I don't know...Samuel Ramey, for instance, had amazing agility. And then there's Don Ottavio's coloratura in "Il mio tesoro" (DON GIOVANNI), which to me sounds as intricate as most of Mozart's writing for soprano.

As to why Mozart didn't write any concert arias for baritone -- I don't think it was until Rossini's time that the lower male voices (which I believe in Mozart's time were all called "bass"?) were seen as "showy" in the same way women's voices were.
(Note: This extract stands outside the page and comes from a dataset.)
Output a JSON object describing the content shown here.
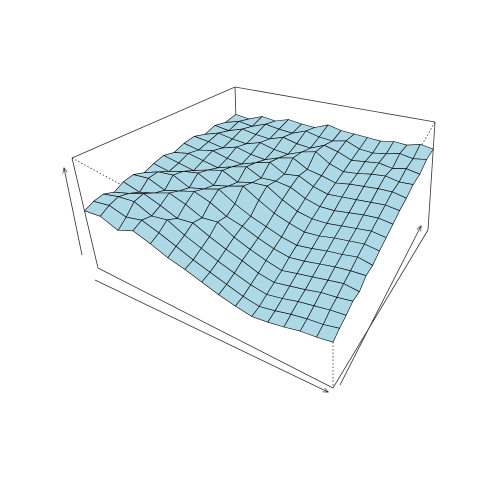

Did Mozart write any concert arias for tenor?
Edited to add: I just looked at the link -- I guess he did write a few.


----------



## Pugg (Aug 8, 2014)

^

Gösta Winbergh made a wonderful tenor arias recording.


----------



## Vaneyes (May 11, 2010)

russetvelvet said:


> https://en.wikipedia.org/wiki/List_of_concert_arias,_songs_and_canons_by_Wolfgang_Amadeus_Mozart
> 
> The wikipedia page seems to be a fairly exhaustive compilation, and I'm baffled...perhaps at his time baritones didn't need such showcasing pieces?


Answer is provided here...a common lumping of bass/baritone. :tiphat:

https://en.wikipedia.org/wiki/Baritone


----------